The THD UniValve is a Single-Ended Class A amplifier head with a single output tube that can be switched at will among many octalbased power tubes for different tones without re-biasing the amp.
Useable tubes include 6L6, EL34, 6550, KT90, KT88, KT77 and KT66.
With the amp in “LoV” setting you can use 6V6 for a total output of 5 watts. A special UniValve Yellow Jacket™ Converter is available allowing the UniValve to use the popular EL84 power tube at a total of 4 watts output power, also in “LoV” setting.
Likewise, the two preamp tubes can be any combination of 12AX7, 12AT7, 12AU7, 12AY7 or 12AZ7.
The UniValve delivers tones from smooth and clear to very aggressive overdrive. It is easily capable of driving a 4 x 12 cabinet, yet is quite small and light. It has a built-in Hot Plate™ Power Attenuator that allows for full output distortion at almost any volume.
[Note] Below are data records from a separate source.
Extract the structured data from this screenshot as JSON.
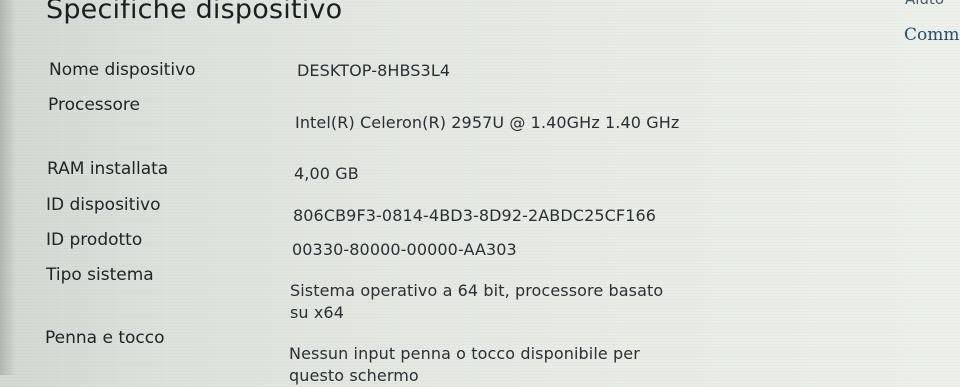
{
  "window": {
    "section_title": "Specifiche dispositivo",
    "help_link": "Aiuto",
    "comments_link": "Comm"
  },
  "specs": [
    {
      "label": "Nome dispositivo",
      "value": "DESKTOP-8HBS3L4"
    },
    {
      "label": "Processore",
      "value": "Intel(R) Celeron(R) 2957U @ 1.40GHz   1.40 GHz"
    },
    {
      "label": "RAM installata",
      "value": "4,00 GB"
    },
    {
      "label": "ID dispositivo",
      "value": "806CB9F3-0814-4BD3-8D92-2ABDC25CF166"
    },
    {
      "label": "ID prodotto",
      "value": "00330-80000-00000-AA303"
    },
    {
      "label": "Tipo sistema",
      "value": "Sistema operativo a 64 bit, processore basato su x64"
    },
    {
      "label": "Penna e tocco",
      "value": "Nessun input penna o tocco disponibile per questo schermo"
    }
  ]
}
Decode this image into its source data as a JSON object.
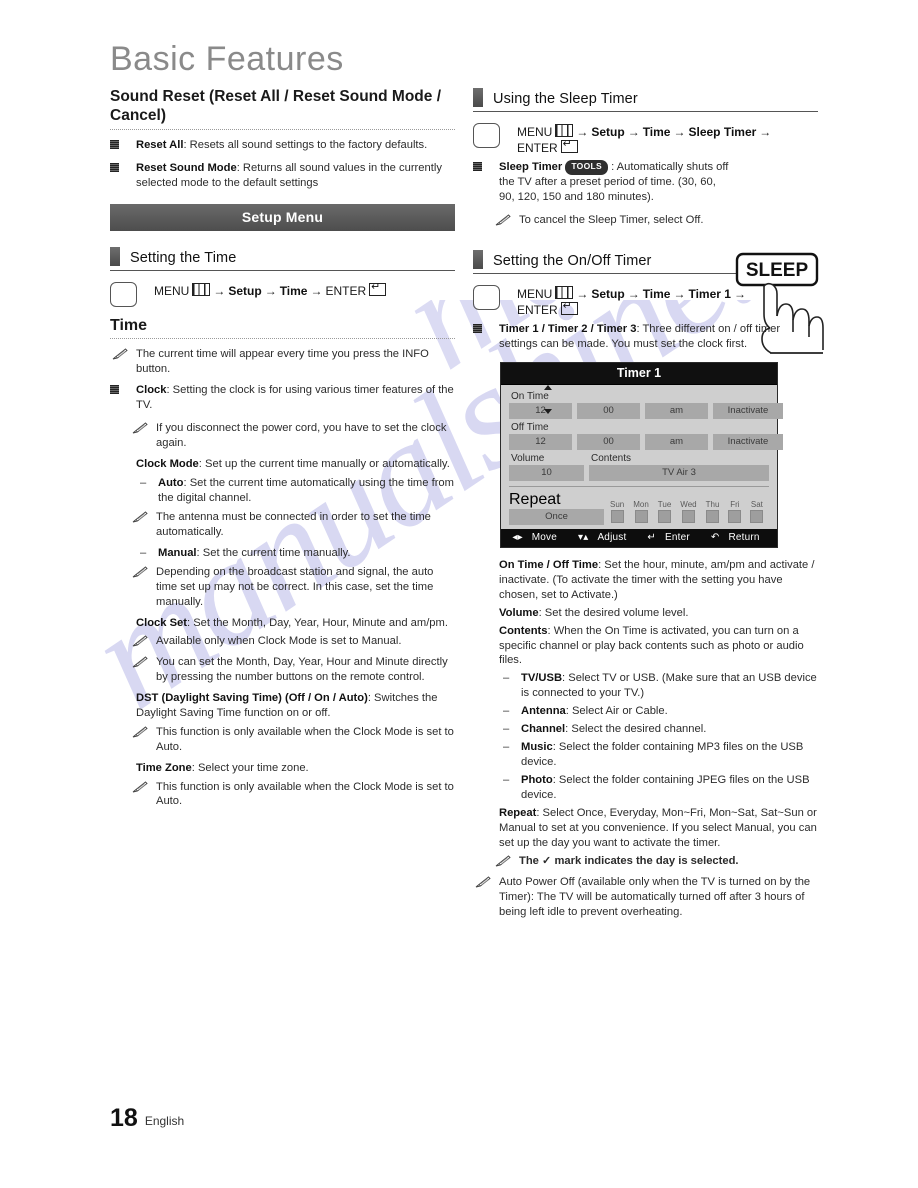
{
  "document": {
    "title": "Basic Features",
    "page_number": "18",
    "language": "English",
    "watermark": "manualshine.com"
  },
  "left_column": {
    "sound_reset": {
      "heading": "Sound Reset (Reset All / Reset Sound Mode / Cancel)",
      "items": [
        {
          "term": "Reset All",
          "text": ": Resets all sound settings to the factory defaults."
        },
        {
          "term": "Reset Sound Mode",
          "text": ": Returns all sound values in the currently selected mode to the default settings"
        }
      ]
    },
    "banner": "Setup Menu",
    "setting_the_time": {
      "section_title": "Setting the Time",
      "path": {
        "menu": "MENU",
        "steps": [
          "Setup",
          "Time"
        ],
        "enter": "ENTER"
      },
      "subheading": "Time",
      "note_info": "The current time will appear every time you press the INFO button.",
      "clock": {
        "term": "Clock",
        "text": ": Setting the clock is for using various timer features of the TV."
      },
      "clock_note": "If you disconnect the power cord, you have to set the clock again.",
      "clock_mode": {
        "term": "Clock Mode",
        "text": ": Set up the current time manually or automatically."
      },
      "auto": {
        "term": "Auto",
        "text": ": Set the current time automatically using the time from the digital channel."
      },
      "auto_note": "The antenna must be connected in order to set the time automatically.",
      "manual": {
        "term": "Manual",
        "text": ": Set the current time manually."
      },
      "manual_note": "Depending on the broadcast station and signal, the auto time set up may not be correct. In this case, set the time manually.",
      "clock_set_pre": "Clock Set",
      "clock_set": ": Set the Month, Day, Year, Hour, Minute and am/pm.",
      "clock_set_note1": "Available only when Clock Mode is set to Manual.",
      "clock_set_note2": "You can set the Month, Day, Year, Hour and Minute  directly by pressing the number buttons on the remote control.",
      "dst_term": "DST (Daylight Saving Time) (Off / On / Auto)",
      "dst_text": ": Switches the Daylight Saving Time function on or off.",
      "dst_note": "This function is only available when the Clock Mode is set to Auto.",
      "time_zone_term": "Time Zone",
      "time_zone_text": ": Select your time zone.",
      "time_zone_note": "This function is only available when the Clock Mode is set to Auto."
    }
  },
  "right_column": {
    "sleep_timer": {
      "section_title": "Using the Sleep Timer",
      "path": {
        "menu": "MENU",
        "steps": [
          "Setup",
          "Time",
          "Sleep Timer"
        ],
        "enter": "ENTER"
      },
      "term": "Sleep Timer",
      "tools_badge": "TOOLS",
      "text": " : Automatically shuts off the TV after a preset period of time. (30, 60, 90, 120, 150 and 180 minutes).",
      "note": "To cancel the Sleep Timer, select Off.",
      "remote_key_label": "SLEEP"
    },
    "onoff_timer": {
      "section_title": "Setting the On/Off Timer",
      "path": {
        "menu": "MENU",
        "steps": [
          "Setup",
          "Time",
          "Timer 1"
        ],
        "enter": "ENTER"
      },
      "term": "Timer 1 / Timer 2 / Timer 3",
      "text": ": Three different on / off timer settings can be made. You must set the clock first.",
      "osd": {
        "title": "Timer 1",
        "on_time_label": "On Time",
        "on_time": {
          "hour": "12",
          "minute": "00",
          "ampm": "am",
          "activate": "Inactivate"
        },
        "off_time_label": "Off Time",
        "off_time": {
          "hour": "12",
          "minute": "00",
          "ampm": "am",
          "activate": "Inactivate"
        },
        "volume_label": "Volume",
        "volume_value": "10",
        "contents_label": "Contents",
        "contents_value": "TV  Air  3",
        "repeat_label": "Repeat",
        "repeat_value": "Once",
        "days": [
          "Sun",
          "Mon",
          "Tue",
          "Wed",
          "Thu",
          "Fri",
          "Sat"
        ],
        "footer": {
          "move": "Move",
          "adjust": "Adjust",
          "enter": "Enter",
          "return": "Return"
        }
      },
      "on_off_term": "On Time / Off Time",
      "on_off_text": ": Set the hour, minute, am/pm and activate / inactivate. (To activate the timer with the setting you have chosen, set to Activate.)",
      "volume_term": "Volume",
      "volume_text": ": Set the desired volume level.",
      "contents_term": "Contents",
      "contents_text": ": When the On Time is activated, you can turn on a specific channel or play back contents such as photo or audio files.",
      "tv_usb": {
        "term": "TV/USB",
        "text": ": Select TV or USB. (Make sure that an USB device is connected to your TV.)"
      },
      "antenna": {
        "term": "Antenna",
        "text": ": Select Air or Cable."
      },
      "channel": {
        "term": "Channel",
        "text": ": Select the desired channel."
      },
      "music": {
        "term": "Music",
        "text": ": Select the folder containing MP3 files on the USB device."
      },
      "photo": {
        "term": "Photo",
        "text": ": Select the folder containing JPEG files on the USB device."
      },
      "repeat_term": "Repeat",
      "repeat_text": ": Select Once, Everyday, Mon~Fri, Mon~Sat, Sat~Sun or Manual to set at you convenience. If you select Manual, you can set up the day you want to activate the timer.",
      "check_note": "The ✓ mark indicates the day is selected.",
      "auto_power_off_note": "Auto Power Off (available only when the TV is turned on by the Timer): The TV will be automatically turned off after 3 hours of being left idle to prevent overheating."
    }
  }
}
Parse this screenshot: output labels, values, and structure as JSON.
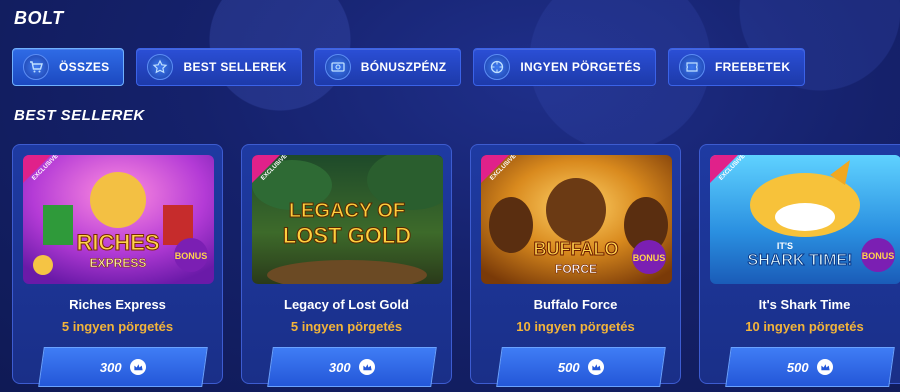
{
  "page": {
    "title": "BOLT"
  },
  "tabs": [
    {
      "label": "ÖSSZES",
      "icon": "cart-icon",
      "active": true
    },
    {
      "label": "BEST SELLEREK",
      "icon": "star-icon",
      "active": false
    },
    {
      "label": "BÓNUSZPÉNZ",
      "icon": "banknote-icon",
      "active": false
    },
    {
      "label": "INGYEN PÖRGETÉS",
      "icon": "spin-icon",
      "active": false
    },
    {
      "label": "FREEBETEK",
      "icon": "ticket-icon",
      "active": false
    }
  ],
  "section": {
    "title": "BEST SELLEREK"
  },
  "cards": [
    {
      "name": "Riches Express",
      "spins": "5 ingyen pörgetés",
      "price": "300",
      "badge": "EXCLUSIVE",
      "art_title": "RICHES",
      "art_subtitle": "EXPRESS",
      "art_bonus": "BONUS"
    },
    {
      "name": "Legacy of Lost Gold",
      "spins": "5 ingyen pörgetés",
      "price": "300",
      "badge": "EXCLUSIVE",
      "art_title": "LEGACY OF",
      "art_subtitle": "LOST GOLD"
    },
    {
      "name": "Buffalo Force",
      "spins": "10 ingyen pörgetés",
      "price": "500",
      "badge": "EXCLUSIVE",
      "art_title": "BUFFALO",
      "art_subtitle": "FORCE",
      "art_bonus": "BONUS"
    },
    {
      "name": "It's Shark Time",
      "spins": "10 ingyen pörgetés",
      "price": "500",
      "badge": "EXCLUSIVE",
      "art_title": "IT'S",
      "art_subtitle": "SHARK TIME!",
      "art_bonus": "BONUS"
    }
  ],
  "colors": {
    "accent": "#f2b43a",
    "badge": "#e0218a",
    "tab_bg": "#2b4fd6"
  }
}
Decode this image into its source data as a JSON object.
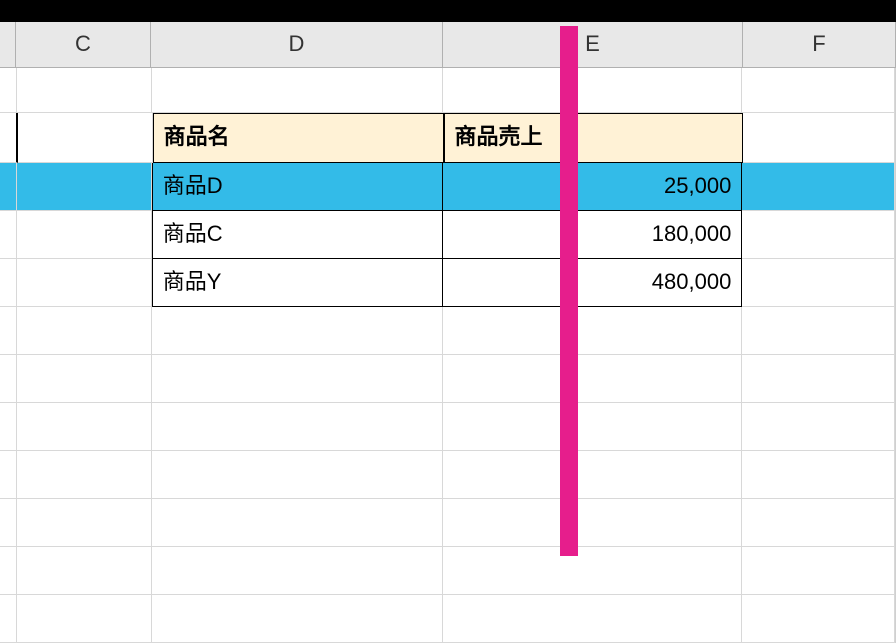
{
  "columns": {
    "c": "C",
    "d": "D",
    "e": "E",
    "f": "F"
  },
  "headers": {
    "name": "商品名",
    "sales": "商品売上"
  },
  "rows": [
    {
      "name": "商品D",
      "sales": "25,000"
    },
    {
      "name": "商品C",
      "sales": "180,000"
    },
    {
      "name": "商品Y",
      "sales": "480,000"
    }
  ],
  "highlight_row_index": 0,
  "overlays": {
    "vertical_stripe_color": "#e61e8c"
  }
}
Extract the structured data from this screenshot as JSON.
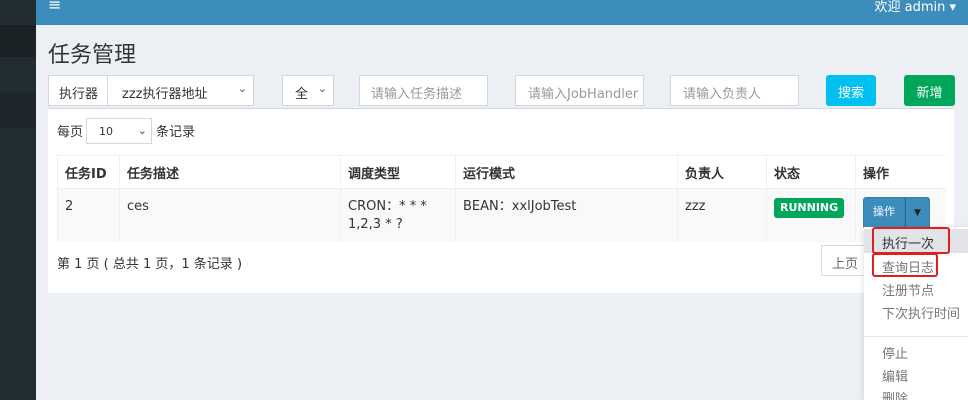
{
  "topbar": {
    "menu_icon": "hamburger-icon",
    "user_menu": "欢迎 admin ▾"
  },
  "page": {
    "title": "任务管理"
  },
  "filters": {
    "executor_label": "执行器",
    "executor_value": "zzz执行器地址",
    "status_value": "全",
    "desc_placeholder": "请输入任务描述",
    "handler_placeholder": "请输入JobHandler",
    "author_placeholder": "请输入负责人",
    "search_label": "搜索",
    "add_label": "新增"
  },
  "page_size": {
    "prefix": "每页",
    "value": "10",
    "suffix": "条记录"
  },
  "table": {
    "headers": [
      "任务ID",
      "任务描述",
      "调度类型",
      "运行模式",
      "负责人",
      "状态",
      "操作"
    ],
    "rows": [
      {
        "id": "2",
        "desc": "ces",
        "schedule_line1": "CRON：* * *",
        "schedule_line2": "1,2,3 * ?",
        "mode": "BEAN：xxlJobTest",
        "author": "zzz",
        "status": "RUNNING",
        "action": "操作"
      }
    ]
  },
  "pager": {
    "info": "第 1 页 ( 总共 1 页，1 条记录 )",
    "prev": "上页"
  },
  "dropdown": {
    "items": [
      "执行一次",
      "查询日志",
      "注册节点",
      "下次执行时间"
    ],
    "items2": [
      "停止",
      "编辑",
      "删除"
    ]
  },
  "colors": {
    "topbar": "#3c8dbc",
    "sidebar": "#222d32",
    "search": "#00c0ef",
    "add": "#00a65a",
    "highlight": "#e02020"
  }
}
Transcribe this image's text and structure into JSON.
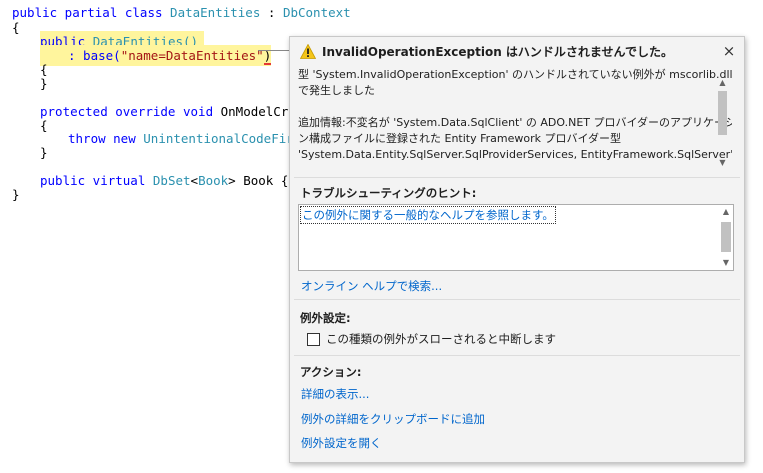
{
  "code": {
    "line1": {
      "p1": "public partial class ",
      "p2": "DataEntities",
      "p3": " : ",
      "p4": "DbContext"
    },
    "line2": {
      "p1": "{"
    },
    "line3": {
      "p1": "public ",
      "p2": "DataEntities()"
    },
    "line4": {
      "p1": ": base(",
      "p2": "\"name=DataEntities\"",
      "p3": ")"
    },
    "line5": {
      "p1": "{"
    },
    "line6": {
      "p1": "}"
    },
    "line7": {
      "p1": "protected override void ",
      "p2": "OnModelCreat"
    },
    "line8": {
      "p1": "{"
    },
    "line9": {
      "p1": "throw new ",
      "p2": "UnintentionalCodeFirst"
    },
    "line10": {
      "p1": "}"
    },
    "line11": {
      "p1": "public virtual ",
      "p2": "DbSet",
      "p3": "<",
      "p4": "Book",
      "p5": "> Book { ge"
    },
    "line12": {
      "p1": "}"
    }
  },
  "exception_popup": {
    "title": "InvalidOperationException はハンドルされませんでした。",
    "close_glyph": "×",
    "warning_icon": "warning-triangle-icon",
    "message_lines": [
      "型 'System.InvalidOperationException' のハンドルされていない例外が mscorlib.dll",
      "で発生しました",
      "",
      "追加情報:不変名が 'System.Data.SqlClient' の ADO.NET プロバイダーのアプリケーショ",
      "ン構成ファイルに登録された Entity Framework プロバイダー型",
      "'System.Data.Entity.SqlServer.SqlProviderServices, EntityFramework.SqlServer'"
    ],
    "hints_header": "トラブルシューティングのヒント:",
    "hint_link": "この例外に関する一般的なヘルプを参照します。",
    "online_help_link": "オンライン ヘルプで検索...",
    "exception_settings_header": "例外設定:",
    "break_checkbox_label": "この種類の例外がスローされると中断します",
    "break_checked": false,
    "actions_header": "アクション:",
    "actions": [
      "詳細の表示...",
      "例外の詳細をクリップボードに追加",
      "例外設定を開く"
    ]
  },
  "colors": {
    "keyword": "#0000ff",
    "type": "#2b91af",
    "string": "#a31515",
    "highlight": "#fff59d",
    "link": "#0066cc",
    "warning": "#f5c518"
  }
}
And it doesn’t cost as much as you might think.
What is Class A?
Class A is a term given to an amp that runs its tubes at full current all the time, unlike most tube amps that alternate between running one set of tubes and the other set, each for one half of the wave. The set not in use is turned off by a positive swing of the grid voltage. Single-ended output stages always operate in Class A.
Most push-pull amplifiers, including the venerated Vox AC-30, operate in Class AB when overdriven, even if they are in Class A while clean. Class A operation has its own unique tonal characteristics that set it apart from other tube amp classes.
Class A amps sound great at low volumes, and even better as you turn them up. Thus, with the relatively low wattage of the UniValve you can turn up the amplifier to take full advantage of its stunning output distortion tone without deafening anyone. Being single-ended, the UniValve has a much fuller harmonic content to its overdrive and distortion because it is rich in both even and odd harmonics. The push-pull configuration that most amplifiers use cancels even harmonics leaving only half of the sonic spectrum offered by the UniValve.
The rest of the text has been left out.